Gamma fits for the included contact surveys. For each dataset in Table 5, we plot the empirical distribution and report its CV, as well as the best-fit gamma distribution.

Fig. 12

Persistence of contact heterogeneity. For this dataset, contact distributions are available for two different diary days for each participant. When averaging over these two separate diary days, the contact distribution CV is $17-28\%$ lower.

Fig. 13

The effect of binning by age. Each linked pair represents one contact dataset; the height of the red dot shows the CV of the contact distribution when ages are binned in 1 year buckets, while the height of the blue dot shows the CV of the contact distribution when binned in 10 year buckets.

Fig. 14

Herd immunity threshold and epidemic final size with gamma distributed susceptibility and exposure to infection. Curves generated using models (9)-(12) (dark tones) and (17), (19) (light tones) with approximate ${\mathcal{R}}_0=3$: herd immunity threshold given by (14), (22) (black and grey, respectively); final size of unmitigated epidemics given implicitly by (28), (29) (dark and light blue, respectively). Vertical lines indicate coefficients of individual variation from the literature and this study: susceptibility to SARS-CoV-2 (black) (England and Scotland $1.48$, this study Table 1); connectivity for SARS-CoV-2 (grey) (England and Scotland $1.12$, this study Table 1); connectivity (solid orange) (mean 0.93, standard deviation $0.19$, as reviewed in Section 5.4.1); infectivity for SARS-CoV-2 (dashed orange) (Hong Kong $2.09$ (Adam et al., 2020)); infectivity for SARS-CoV-1 (dashed red) (Singapore $2.62$, Beijing $2.64$ (Lloyd-Smith et al., 2005)).

Fig. 15

Counterfactuals.

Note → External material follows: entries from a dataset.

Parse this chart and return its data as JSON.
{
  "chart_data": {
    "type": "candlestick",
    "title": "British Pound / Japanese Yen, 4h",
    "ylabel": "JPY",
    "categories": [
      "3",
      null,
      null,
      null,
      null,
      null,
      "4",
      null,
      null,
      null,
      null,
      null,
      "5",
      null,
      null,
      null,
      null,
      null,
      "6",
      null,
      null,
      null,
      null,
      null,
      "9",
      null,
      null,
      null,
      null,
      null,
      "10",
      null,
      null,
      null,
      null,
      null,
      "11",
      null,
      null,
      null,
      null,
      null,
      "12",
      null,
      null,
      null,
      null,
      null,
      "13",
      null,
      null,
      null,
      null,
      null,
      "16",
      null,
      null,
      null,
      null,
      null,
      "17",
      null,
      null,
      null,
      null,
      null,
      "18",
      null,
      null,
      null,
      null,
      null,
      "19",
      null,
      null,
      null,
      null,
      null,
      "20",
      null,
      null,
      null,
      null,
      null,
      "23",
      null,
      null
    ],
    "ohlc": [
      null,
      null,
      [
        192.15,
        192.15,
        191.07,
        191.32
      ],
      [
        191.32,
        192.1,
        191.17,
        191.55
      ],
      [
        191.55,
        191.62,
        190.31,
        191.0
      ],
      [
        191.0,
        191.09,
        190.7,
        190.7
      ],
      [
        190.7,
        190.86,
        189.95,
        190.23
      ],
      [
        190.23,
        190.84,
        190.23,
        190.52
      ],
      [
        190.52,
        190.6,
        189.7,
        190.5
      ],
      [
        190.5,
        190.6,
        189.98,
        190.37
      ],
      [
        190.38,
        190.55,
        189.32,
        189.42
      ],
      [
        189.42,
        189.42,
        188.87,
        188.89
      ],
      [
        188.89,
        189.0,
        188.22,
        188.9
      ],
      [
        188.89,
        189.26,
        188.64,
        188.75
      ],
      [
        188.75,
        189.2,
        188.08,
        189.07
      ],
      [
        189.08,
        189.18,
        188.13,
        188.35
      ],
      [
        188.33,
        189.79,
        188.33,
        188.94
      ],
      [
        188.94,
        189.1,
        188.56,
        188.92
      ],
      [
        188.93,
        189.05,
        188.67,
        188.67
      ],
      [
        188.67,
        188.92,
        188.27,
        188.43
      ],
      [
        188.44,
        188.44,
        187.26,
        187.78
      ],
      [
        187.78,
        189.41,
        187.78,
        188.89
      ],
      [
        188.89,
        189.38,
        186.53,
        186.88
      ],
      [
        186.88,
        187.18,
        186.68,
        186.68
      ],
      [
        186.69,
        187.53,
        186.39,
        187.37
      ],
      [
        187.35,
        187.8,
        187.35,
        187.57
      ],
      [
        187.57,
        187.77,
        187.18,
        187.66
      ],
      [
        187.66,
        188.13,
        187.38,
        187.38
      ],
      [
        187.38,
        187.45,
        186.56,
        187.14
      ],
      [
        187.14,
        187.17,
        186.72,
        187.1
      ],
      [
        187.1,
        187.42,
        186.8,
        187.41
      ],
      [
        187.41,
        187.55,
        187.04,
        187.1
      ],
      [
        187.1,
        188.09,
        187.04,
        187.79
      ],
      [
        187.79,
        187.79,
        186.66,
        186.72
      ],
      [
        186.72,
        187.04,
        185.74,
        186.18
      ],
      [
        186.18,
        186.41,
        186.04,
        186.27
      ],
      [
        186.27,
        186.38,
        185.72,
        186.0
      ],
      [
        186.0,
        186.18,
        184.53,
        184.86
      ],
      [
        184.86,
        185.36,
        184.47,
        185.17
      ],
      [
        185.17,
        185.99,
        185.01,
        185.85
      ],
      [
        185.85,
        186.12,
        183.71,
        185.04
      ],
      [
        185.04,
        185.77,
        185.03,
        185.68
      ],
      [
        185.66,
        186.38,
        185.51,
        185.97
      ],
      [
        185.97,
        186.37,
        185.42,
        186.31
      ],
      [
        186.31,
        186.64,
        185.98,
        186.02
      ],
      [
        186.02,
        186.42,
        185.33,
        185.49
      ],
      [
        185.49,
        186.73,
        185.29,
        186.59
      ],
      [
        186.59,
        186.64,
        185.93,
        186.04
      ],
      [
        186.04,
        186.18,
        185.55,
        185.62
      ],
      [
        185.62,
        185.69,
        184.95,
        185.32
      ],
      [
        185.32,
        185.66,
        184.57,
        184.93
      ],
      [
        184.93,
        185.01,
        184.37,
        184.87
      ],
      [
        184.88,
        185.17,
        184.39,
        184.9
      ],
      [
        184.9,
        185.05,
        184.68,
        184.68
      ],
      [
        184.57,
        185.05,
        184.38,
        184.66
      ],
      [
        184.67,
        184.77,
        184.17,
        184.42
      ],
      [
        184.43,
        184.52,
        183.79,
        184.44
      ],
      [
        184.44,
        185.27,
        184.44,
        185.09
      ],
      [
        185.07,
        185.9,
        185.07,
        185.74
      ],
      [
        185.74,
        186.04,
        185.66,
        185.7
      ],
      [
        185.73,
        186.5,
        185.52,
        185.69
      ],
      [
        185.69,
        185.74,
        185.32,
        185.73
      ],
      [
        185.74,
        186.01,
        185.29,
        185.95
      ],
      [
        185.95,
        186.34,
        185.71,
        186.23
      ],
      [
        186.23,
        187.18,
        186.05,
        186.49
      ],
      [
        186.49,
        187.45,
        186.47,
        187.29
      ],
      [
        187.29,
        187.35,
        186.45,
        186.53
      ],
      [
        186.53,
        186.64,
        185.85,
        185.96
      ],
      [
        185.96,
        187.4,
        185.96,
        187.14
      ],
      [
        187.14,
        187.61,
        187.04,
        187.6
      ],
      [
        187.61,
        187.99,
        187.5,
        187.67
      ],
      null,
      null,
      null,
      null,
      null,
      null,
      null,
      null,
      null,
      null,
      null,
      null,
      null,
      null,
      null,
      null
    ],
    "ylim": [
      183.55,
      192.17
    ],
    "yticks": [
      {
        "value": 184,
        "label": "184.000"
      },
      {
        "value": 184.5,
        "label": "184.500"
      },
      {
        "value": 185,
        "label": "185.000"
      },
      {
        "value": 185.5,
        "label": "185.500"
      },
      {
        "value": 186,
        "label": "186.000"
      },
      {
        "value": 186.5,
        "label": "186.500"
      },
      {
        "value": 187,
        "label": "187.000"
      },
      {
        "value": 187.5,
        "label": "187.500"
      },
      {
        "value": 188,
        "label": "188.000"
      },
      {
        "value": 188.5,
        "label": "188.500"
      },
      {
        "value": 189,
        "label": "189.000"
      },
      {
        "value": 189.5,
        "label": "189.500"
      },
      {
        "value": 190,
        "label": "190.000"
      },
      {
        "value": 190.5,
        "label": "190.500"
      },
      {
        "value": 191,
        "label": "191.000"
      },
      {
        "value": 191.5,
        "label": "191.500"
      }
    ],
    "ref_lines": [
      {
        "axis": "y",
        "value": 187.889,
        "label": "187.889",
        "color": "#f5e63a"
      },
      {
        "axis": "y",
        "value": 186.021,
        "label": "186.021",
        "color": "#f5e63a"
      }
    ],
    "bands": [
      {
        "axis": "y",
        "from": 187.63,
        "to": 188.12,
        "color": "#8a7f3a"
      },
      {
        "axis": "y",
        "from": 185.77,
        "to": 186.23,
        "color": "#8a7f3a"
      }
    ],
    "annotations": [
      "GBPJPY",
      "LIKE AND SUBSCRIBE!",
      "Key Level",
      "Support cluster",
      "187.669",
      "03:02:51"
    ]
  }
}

Simulations of the COVID-19 pandemic in England with epidemiological parameters estimated in Section 5.1 and interventions implemented incrementally: (a) no interventions (unmitigated epidemic); (b) lockdown 1 only (spring 2020); (c) lockdown 1, as well as 2 and 3 (autumn and winter 2020–2021); (d) lockdowns 1, 2 and 3, as well as vaccination from late 2020/ early 2021 ($30\%$ vaccine efficacy (VE) against infection (solid); $70\%$ VE against infection (dashed); $90\%$ VE against death in both cases). Shallow panels show controlled reproduction numbers as introduced in Section 2.1. Cumulative percentage fully vaccinated (two doses) in blue. Curves generated by running model (31)-(39): (red) heterogeneous susceptibility; (black) assuming homogeneity.

Fig. 16

Scenarios allowing transmissibility to increase beyond initial${\mathcal{R}}_0$. Simulations of the COVID-19 pandemic in England with epidemiological parameters estimated in Section 5.1. Larger panels show daily COVID-19 deaths in England while shallow panels underneath show the corresponding controlled reproduction numbers as introduced in Section 2.1. (a,b) heterogeneous susceptibility model: without vaccination (red); and with cumulative vaccination as per blue dots (green curve); (c,d) homogeneous model: without vaccination (black); and with vaccination (green curve). Dashed curves represent cumulative percentage infected in the respective colours. Reported COVID-19 deaths are represented by green dots. Two scenarios are considered for VE against infection: $30\%$ (a,c); and $70\%$ (b,d). VE against death is fixed at $90\%$. Curves generated by running model (31)-(39).